Unterhaltungselektronik – das aktuelle Interview

Flacher und größer ist der Trend bei Fernsehgläsern.
„CRT bleibt auf Sendung“

Dr. Udo Ungeheuer, im Vorstand von SCHOTT GLAS verantwortlich für die Strategische Geschäftseinheit Display Solutions, über Perspektiven des Fernsehglases und über den Weg von SCHOTT zum „Display-Vollsortimenter“.

Fernsehen auf der technologischen Basis der Kathodenstrahlröhre (CRT) wird immer wieder totgesagt. Wie nahe ist das Ende?

Dr. Ungeheuer: Totgesagte leben ja bekanntlich länger. Die Kathodenstrahlröhre ist dafür ein gutes Beispiel. SCHOTT ist sich mit seinen Partnern im Markt einig, dass diese ausgereifte Technologie zumindest für die laufende Dekade im wahrsten Sinne des Wortes auf Sendung bleibt. Für 2002 zeigt die Fernsehröhre weltweit eine außergewöhnlich gute Marktentwicklung mit voraussichtlich fast 160 Millionen produzierten Einheiten. Wir gehen davon aus, dass die Fernsehröhre langfristig ihre Marktposition aufgrund ihres guten Preis-Leistungs-Verhältnisses weiter ausbaut, obwohl eine ganze Reihe neuer Display-Technologien in das Fernsehsegment einzudringen versucht.

Gilt das auch für PC-Monitore?

Dr. Ungeheuer: Hier sieht die Situation ein bisschen anders aus.
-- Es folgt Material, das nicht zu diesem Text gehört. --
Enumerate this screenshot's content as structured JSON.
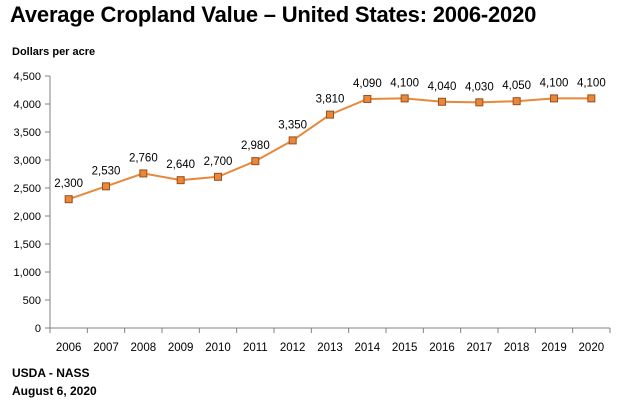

Im Zuge der weltweiten IT/Telekommunikationskrise musste das Segment einen Rückgang von 30 % hinnehmen. Innovative LCD-Displays waren gleichermaßen betroffen, konnten jedoch aus dem Einbruch gestärkt hervorgehen, haben also ihren Marktanteil vergrößert.

Wird noch Entwicklungsarbeit bei Kathodenstrahlröhren betrieben?

Dr. Ungeheuer: Mehr denn je – in den letzten zehn Jahren beobachten wir eine hohe Innovationsfrequenz bei Kathodenstrahlröhren. Mit intensiver Entwicklungsarbeit hält CRT die neuen Display-Technologien auf Distanz und bietet Kunden einen Mehrnutzen. Die hohe Innovationsfrequenz kann allerdings nur im Verbund starker Partner aufrechterhalten werden. Zu unseren Produktinnovationen gehören zum Beispiel vollständig flache Bildschirme und gewichtsreduzierte Trichter mit geringerer Einbautiefe. Aber auch bei der Prozessoptimierung haben wir uns als zuverlässiger Partner erwiesen.

Stichwort Prozessoptimierung – gibt es Verbesserungspotenzial bei dem reifen CRT-Fertigungsprozess?

Dr. Ungeheuer: Selbstverständlich. Wir arbeiten kontinuierlich daran, unsere Prozesse von der Schmelze bis hin zur Nachverarbeitung zu verbessern. Parallel dazu identifizierten wir im Rahmen des EFQM-Prozesses neue Potenziale, an deren Optimierung Projektgruppen bereits arbeiten. Beachtliche Möglichkeiten sehen wir aber auch bei der Logistik. Dort konnte SCHOTT mit klugen Konzepten auf sich aufmerksam machen. Die Einführung von KAN-BAN, also dem Warenhaus auf (Lkw-)Rädern, gehört ebenso dazu wie die Überführung unserer internen Logistik auf einen externen Dienstleister. Bei allen unseren Überlegungen steht der Kundennutzen im Vordergrund.

SCHOTT investiert aber auch in „LCD-Displays“. Schafft das nicht Konkurrenz innerhalb des Konzerns?

Dr. Ungeheuer: SCHOTT entwickelt sich zum „Display-Vollsortimenter“. Spezialglas für CRT-Bildröhren und Dünngläser für Displayanwendungen ergänzen sich in unserem Portfolio. Neben Investitionen im klassischen CRT-Bereich entwickelten wir neue Verfahren zur Herstellung von LCD- Dünngläsern. Anfang September konnten wir gemeinsam mit potenziellen Kunden und Partnern die „Grundsteinlegung“ für eine TFT-Schmelzwanne in Jena feiern. Da wir aber auch weiter auf CRT setzen, investierten wir in den letzten drei Jahren eine hohe zweistellige Millionen-Euro-Summe in unsere Produktionsstandorte für CRT-Glas in Deutschland und der Tschechischen Republik – vor allem in die Kapazitätserweiterung und die Effizienzsteigerung. Weitere Investitionen sind für die kommenden Jahre schon fest eingeplant.